— mais c'est sûr qu'elle est là-bas wesh ! s'exclame doum's comme s'il avait une illumination.
— fais pas l'ancien, quand je te demandais tu bégayais.
la soirée est animée dans le salon parisien. on s'est tous retrouvés pour la première fois depuis un bail, y'a des gavas j'savais même pas ce qu'ils devenaient.
— oui, ok, d'accord... dit-il en levant les yeux au ciel, mais maintenant que tu le dis, c'est grave évident pour moi.
— ça se trouve qu'elle n'y est déjà plus, je souffle pour moi-même.
— j'avoue la go c'est un globe trotter, tu peux pas non plus jouer à cache-cache dans tous les pays du monde gros, tema ta tête t'es crevé. rétorque lo.
je ne réponds pas. il a raison.
— mais vas y, je crois qu'elle y est encore... dit doum's.
— ah ouais ? dis-je sans conviction.
— quand on était au tel, ça parlait espagnol autour d'elle, je m'en souviens.
— et c'est quand la dernière fois que tu l'as eue au tel ? je demande.
— y'a deux jours.
je me redresse d'un bond.
— wesh, tu pouvais pas me le dire ?
— y'a deux jours t'étais encore au cap gros, doucement ?
doum's c'est vraiment un intermédiaire en toncar, la vérité.
le pire c'est qu'il joue l'innocent alors que tout est calculé. je sais qu'il a toujours été « de son côté » parce que c'est moi qui ai merdé, mais chacal à un moment donné, aide ton pote en détresse, j'sais pas ?
— elle m'a envoyé des photos aussi... dit-il, le nez dans son tel.
j'échange un regard avec lo et le lui arrache des mains.
— tu joues à quoi, toi ?
— toi tu joues à quoi ? tu sais que j'suis à bout et tu continues de me cacher des bails ?
je tombe sur une première photo de paysage et je swipe en espérant la voir, elle.
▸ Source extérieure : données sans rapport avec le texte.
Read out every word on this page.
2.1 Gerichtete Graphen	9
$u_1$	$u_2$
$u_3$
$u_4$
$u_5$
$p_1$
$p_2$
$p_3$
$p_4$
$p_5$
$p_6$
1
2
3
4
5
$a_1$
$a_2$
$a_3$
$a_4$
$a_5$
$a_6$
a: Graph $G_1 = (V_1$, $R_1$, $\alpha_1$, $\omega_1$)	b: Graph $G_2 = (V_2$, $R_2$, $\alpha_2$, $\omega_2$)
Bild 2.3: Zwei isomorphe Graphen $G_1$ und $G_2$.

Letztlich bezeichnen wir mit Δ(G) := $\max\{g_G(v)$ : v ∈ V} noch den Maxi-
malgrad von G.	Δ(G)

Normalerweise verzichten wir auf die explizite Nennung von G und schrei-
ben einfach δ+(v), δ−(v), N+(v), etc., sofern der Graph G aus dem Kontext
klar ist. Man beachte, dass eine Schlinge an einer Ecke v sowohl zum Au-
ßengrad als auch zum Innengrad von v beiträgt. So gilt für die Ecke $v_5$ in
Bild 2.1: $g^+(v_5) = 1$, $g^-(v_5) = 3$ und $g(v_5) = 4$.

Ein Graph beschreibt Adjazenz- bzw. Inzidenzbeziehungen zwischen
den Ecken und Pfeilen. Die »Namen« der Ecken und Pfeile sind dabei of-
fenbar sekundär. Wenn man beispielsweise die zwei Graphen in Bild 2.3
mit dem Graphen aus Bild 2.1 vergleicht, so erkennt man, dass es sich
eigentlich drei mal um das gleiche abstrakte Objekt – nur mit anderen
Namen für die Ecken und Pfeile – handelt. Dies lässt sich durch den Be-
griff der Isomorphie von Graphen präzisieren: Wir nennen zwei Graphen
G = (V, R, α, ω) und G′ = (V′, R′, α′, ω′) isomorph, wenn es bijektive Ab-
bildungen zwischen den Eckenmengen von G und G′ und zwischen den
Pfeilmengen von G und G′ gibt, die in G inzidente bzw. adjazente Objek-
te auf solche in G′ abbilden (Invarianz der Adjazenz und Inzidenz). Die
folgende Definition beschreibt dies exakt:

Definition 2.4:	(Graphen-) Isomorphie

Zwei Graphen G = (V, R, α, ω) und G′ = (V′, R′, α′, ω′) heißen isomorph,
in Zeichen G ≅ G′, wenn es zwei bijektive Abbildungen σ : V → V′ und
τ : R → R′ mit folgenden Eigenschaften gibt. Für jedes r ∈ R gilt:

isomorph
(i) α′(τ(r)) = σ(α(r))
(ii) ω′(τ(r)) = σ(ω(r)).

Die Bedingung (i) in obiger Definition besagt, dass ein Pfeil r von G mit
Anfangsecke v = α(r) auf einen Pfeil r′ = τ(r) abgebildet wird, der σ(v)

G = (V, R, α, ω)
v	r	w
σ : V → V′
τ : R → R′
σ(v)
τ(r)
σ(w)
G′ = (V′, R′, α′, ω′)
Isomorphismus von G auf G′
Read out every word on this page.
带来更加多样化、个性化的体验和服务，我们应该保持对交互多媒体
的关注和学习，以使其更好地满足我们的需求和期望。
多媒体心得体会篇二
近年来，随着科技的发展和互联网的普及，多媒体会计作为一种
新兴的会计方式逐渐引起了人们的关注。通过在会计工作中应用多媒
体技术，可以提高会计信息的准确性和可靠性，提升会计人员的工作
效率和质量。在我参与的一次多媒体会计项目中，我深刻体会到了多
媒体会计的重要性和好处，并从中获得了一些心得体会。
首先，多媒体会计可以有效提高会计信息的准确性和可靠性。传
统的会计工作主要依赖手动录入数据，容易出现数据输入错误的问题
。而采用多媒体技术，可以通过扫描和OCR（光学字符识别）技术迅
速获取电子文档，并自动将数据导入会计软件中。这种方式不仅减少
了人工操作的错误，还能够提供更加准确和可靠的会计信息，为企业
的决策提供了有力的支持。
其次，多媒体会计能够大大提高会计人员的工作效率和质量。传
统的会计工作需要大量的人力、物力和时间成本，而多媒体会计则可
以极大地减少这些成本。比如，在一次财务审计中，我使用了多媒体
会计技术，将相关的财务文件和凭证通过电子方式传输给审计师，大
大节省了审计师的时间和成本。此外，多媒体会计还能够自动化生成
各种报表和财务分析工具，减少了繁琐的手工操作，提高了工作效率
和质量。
rien d'autre que des clichés random de rue et d'infrastructures pas nommées.
tout est calculé chez elle aussi...
— j'ai rien à cacher ken, tu vois bien...
je regarde les photos une à une, avec un goût amer.
je commence peu à peu à désespérer mine de rien. j'ai l'impression que de son côté, elle fait tout pour que jamais nos chemins se recroisent.
et si elle met autant de coeur à l'ouvrage, c'est pas pour rien. est-ce que ça vaut encore la peine que j'essaye, encore ?
— si je t'ai pas montré c'est parce que je sais très bien que ça aurait provoqué l'effet inverse.
— ça parle de quoi, ici vous avez des têtes de déterrés ? demande framal suivi de 2zer.
— de kamiya.
— wesh, depuis quand elle est revenue ?
je soupire et décide sciemment de ne pas parler. doum's se charge de faire l'update sans trop en dire, on se sait.
en vrai pas grand monde est au courant de cette histoire, j'voulais rester discret et c'est bien mieux comme ça.
machinalement, je m'attarde un peu plus sur chaque photo, à la recherche du moindre truc, du moindre indice. et sur le quatrième cliché j'aperçois un bout de panneau on dirait, coupé dans le cadre.